Competition enforcers in the MENA region have continued to deepen their institutional ties through new bilateral agreements and multilateral initiatives.
Competition enforcers in the MENA region have continued to deepen their institutional ties through new bilateral agreements and multilateral initiatives. Over the past months, competition authorities have signed several memoranda of understanding (MoUs) aimed at facilitating cooperation in antitrust enforcement and merger control (see our June 2025 article on inter-agency cooperation among MENA competition authorities here).
In particular, since the entry into force of Egypt’s pre-closing merger control regime in June 2024 and even before that, the Egyptian Competition Authority (ECA) has been notably active in establishing cooperation frameworks with peer authorities in the Middle East, North Africa, and beyond. The most recent example is the MoU signed in December 2025 between the ECA and the Competition Protection Commission of the Republic of Armenia (CPC), under which the heads of both authorities agreed to cooperate in the fields of competition law enforcement and policy development.
This MoU represents the third cooperation agreement concluded by the ECA in 2025, following the MoUs signed in April 2025 with the UAE Ministry of Economy and with the Eurasian Economic Commission (EEC) of the Eurasian Economic Union. Prior to these, the ECA had already entered into bilateral arrangements with a number of other competition authorities, including: the Competition Authority of the Republic of Türkiye (September 2024); the Competition Commission of India (June 2023); Nigeria’s Federal Competition and Consumer Protection Commission (January 2023); Saudi Arabia’s General Authority for Competition (October 2022); Greece’s Hellenic Competition Commission (October 2022); and the COMESA Competition and Consumer Commission (CCCC) (August 2016).
The recent ECA–CPC MoU is intended to provide a framework for cooperation and the exchange of expertise in competition law enforcement and policy. According to the public statements released, the agreement covers the sharing of information and experience, the conduct of joint studies, and the organization of training programmed and staff exchanges. Egyptian officials have presented this step as part of a broader strategy to enhance market efficiency, support the investment environment, and further position Egypt as a leading competition authority in the region. As with most similar instruments, however, the full text of the agreement and its operational details have not been made public.
In parallel to these bilateral initiatives, the ECA remains actively engaged in multilateral fora for competition authorities. The ECA–Armenia MoU was signed on the margins of the Organization for Economic Co-operation and Development (OECD) Global Competition Forum in Paris, illustrating once again the role of the OECD as a key convening platform for enforcement agencies. The OECD and the United Nations Conference on Trade and Development (UNCTAD) also continue to play a central role in organizing the annual Arab Competition Forum, in which Egypt has been a particularly active participant.

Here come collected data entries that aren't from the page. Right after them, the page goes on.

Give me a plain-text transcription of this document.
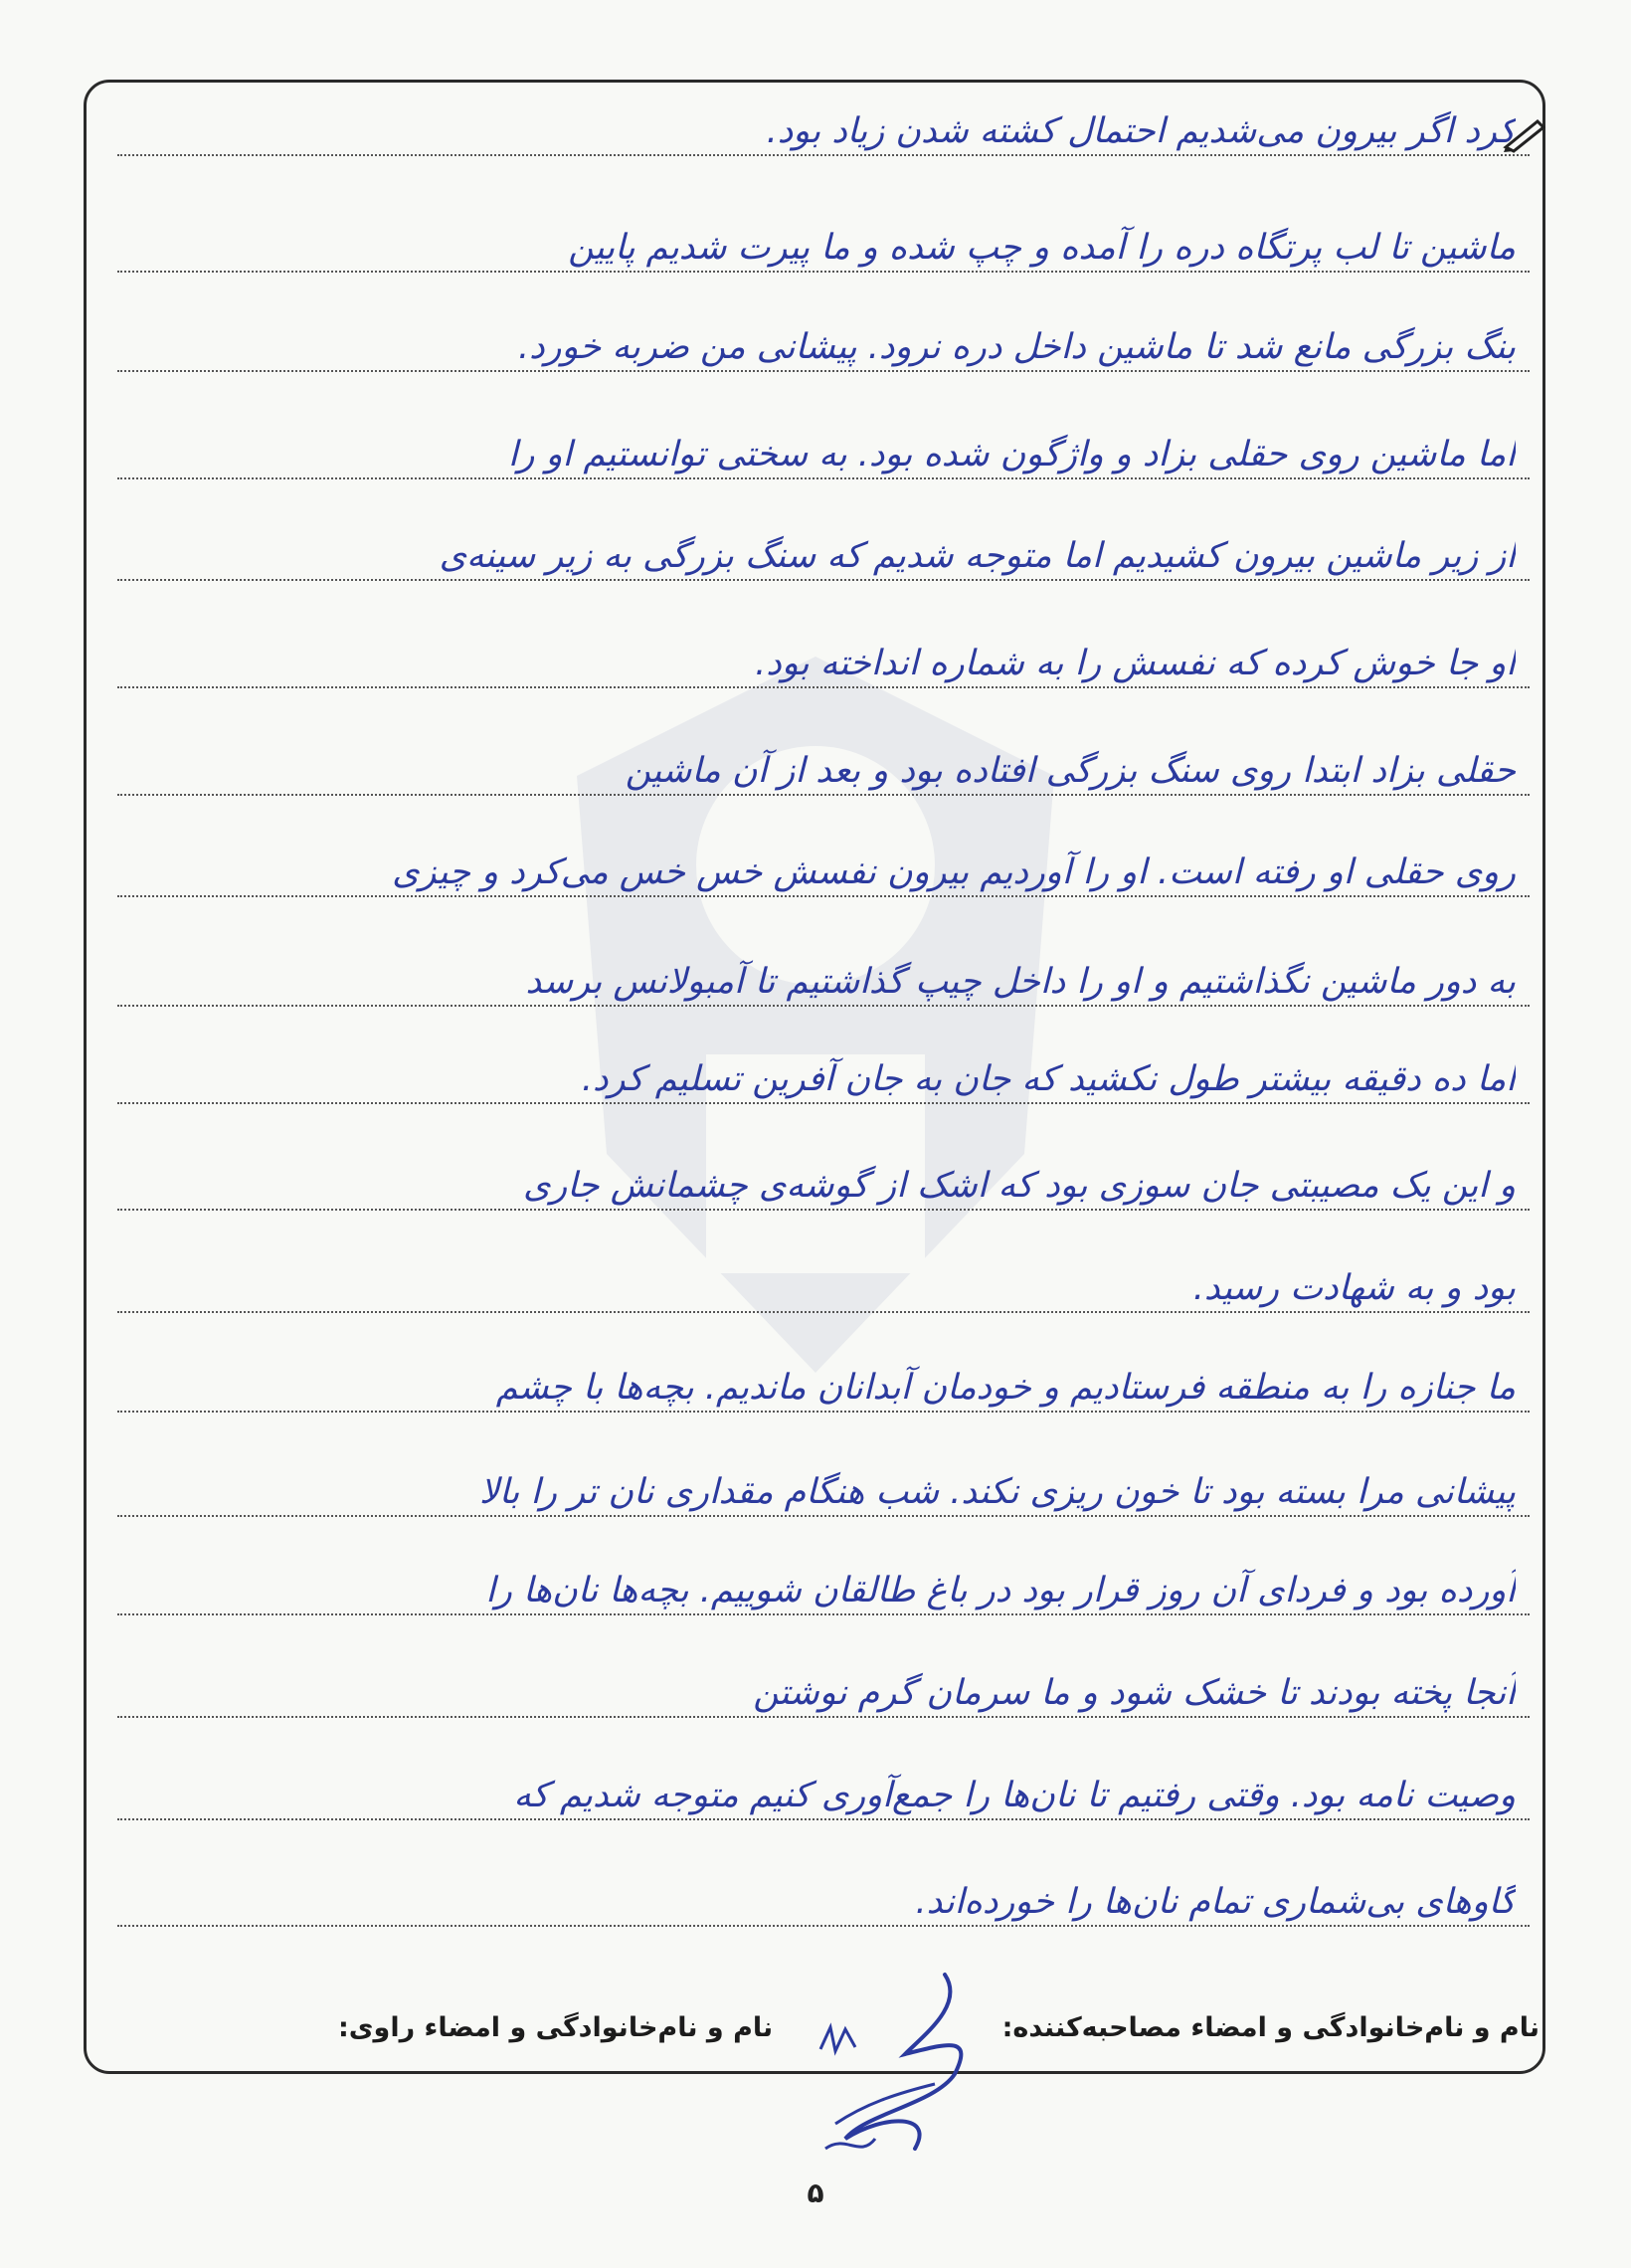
کرد اگر بیرون می‌شدیم احتمال کشته شدن زیاد بود.
ماشین تا لب پرتگاه دره را آمده و چپ شده و ما پیرت شدیم پایین
بنگ بزرگی مانع شد تا ماشین داخل دره نرود. پیشانی من ضربه خورد.
اما ماشین روی حقلی بزاد و واژگون شده بود. به سختی توانستیم او را
از زیر ماشین بیرون کشیدیم اما متوجه شدیم که سنگ بزرگی به زیر سینه‌ی
او جا خوش کرده که نفسش را به شماره انداخته بود.
حقلی بزاد ابتدا روی سنگ بزرگی افتاده بود و بعد از آن ماشین
روی حقلی او رفته است. او را آوردیم بیرون نفسش خس خس می‌کرد و چیزی
به دور ماشین نگذاشتیم و او را داخل چیپ گذاشتیم تا آمبولانس برسد
اما ده دقیقه بیشتر طول نکشید که جان به جان آفرین تسلیم کرد.
و این یک مصیبتی جان سوزی بود که اشک از گوشه‌ی چشمانش جاری
بود و به شهادت رسید.
ما جنازه را به منطقه فرستادیم و خودمان آبدانان ماندیم. بچه‌ها با چشم
پیشانی مرا بسته بود تا خون ریزی نکند. شب هنگام مقداری نان تر را بالا
آورده بود و فردای آن روز قرار بود در باغ طالقان شوییم. بچه‌ها نان‌ها را
آنجا پخته بودند تا خشک شود و ما سرمان گرم نوشتن
وصیت نامه بود. وقتی رفتیم تا نان‌ها را جمع‌آوری کنیم متوجه شدیم که
گاوهای بی‌شماری تمام نان‌ها را خورده‌اند.
نام و نام‌خانوادگی و امضاء مصاحبه‌کننده:
نام و نام‌خانوادگی و امضاء راوی:
۵
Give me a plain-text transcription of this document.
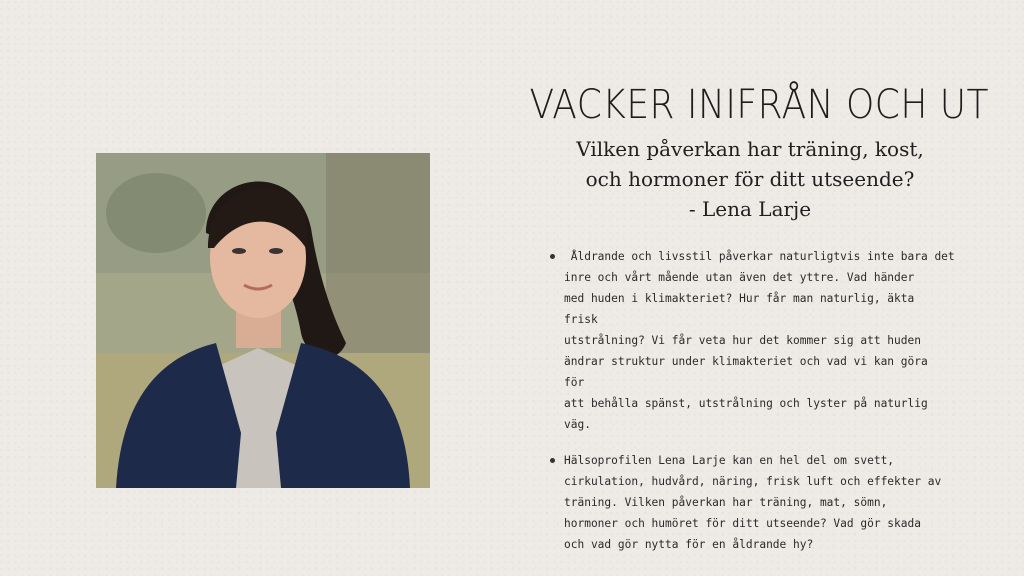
VACKER INIFRÅN OCH UT
Vilken påverkan har träning, kost,
och hormoner för ditt utseende?
- Lena Larje
Åldrande och livsstil påverkar naturligtvis inte bara det
inre och vårt mående utan även det yttre. Vad händer
med huden i klimakteriet? Hur får man naturlig, äkta frisk
utstrålning? Vi får veta hur det kommer sig att huden
ändrar struktur under klimakteriet och vad vi kan göra för
att behålla spänst, utstrålning och lyster på naturlig väg.
Hälsoprofilen Lena Larje kan en hel del om svett,
cirkulation, hudvård, näring, frisk luft och effekter av
träning. Vilken påverkan har träning, mat, sömn,
hormoner och humöret för ditt utseende? Vad gör skada
och vad gör nytta för en åldrande hy?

More broadly, UNCTAD supports capacity building across the region through its technical assistance programs and its competition training centers for the Middle East and Africa. The ECA, for example, has made regular use of UNCTAD’s Training Centre in Cairo to co-host workshops, seminars and technical courses for case handlers and economists.
These multilateral initiatives complement the growing network of bilateral MoUs by providing continuous opportunities for dialogue, training and the exchange of best practices.
There is little doubt that the ECA is pursuing an increasingly outward-looking strategy and is keen to be perceived as a well-connected authority, both regionally and internationally. Following a period during which merger control played a relatively limited role in its enforcement agenda, the ECA is now investing significant efforts in building its profile as an active and modern competition authority, closely engaged with global developments and aligned with international best practices.
The question remains, however, to what extent these cooperation agreements translate into tangible effects in day-to-day enforcement, and in particular in merger control. As is typical for such instruments, the MoUs generally contain broadly framed commitments to promote fair competition and to exchange experience and expertise. The ECA–CPC agreement follows the same pattern. In practice, instances of formal coordination of investigations or systematic cross-notification of merger reviews between MENA authorities remain limited. Cooperation most often materialises through informal exchanges at conferences, technical workshops, or training programmes, rather than through coordinated case handling.
From a practitioner’s perspective, this is particularly relevant in the context of multi-jurisdictional merger filings. Based on our experience, and with the notable exception of the ECA’s cooperation with the CCCC, there are no Indications of the ECA having become aware of transactions not notified to it through exchanges with foreign authorities. This, of course, does not exclude the possibility that some exchanges may still take place. It does, however, suggest that, for the time being, merger assessments in the region remain largely conducted on a stand-alone national basis, notwithstanding the growing web of cooperation arrangements.
That said, the broader trend towards convergence should not be underestimated. MENA jurisdictions are progressively aligning their merger control regimes and substantive assessment standards, which is likely to reduce friction in cross-border transactions and to facilitate, over time, more structured forms of coordination. In this respect, the expanding network of bilateral MoUs and the continued engagement in multilateral platforms may be seen as laying the institutional groundwork for deeper cooperation in the future, even if their practical impact on case handling remains, for the moment, relatively modest.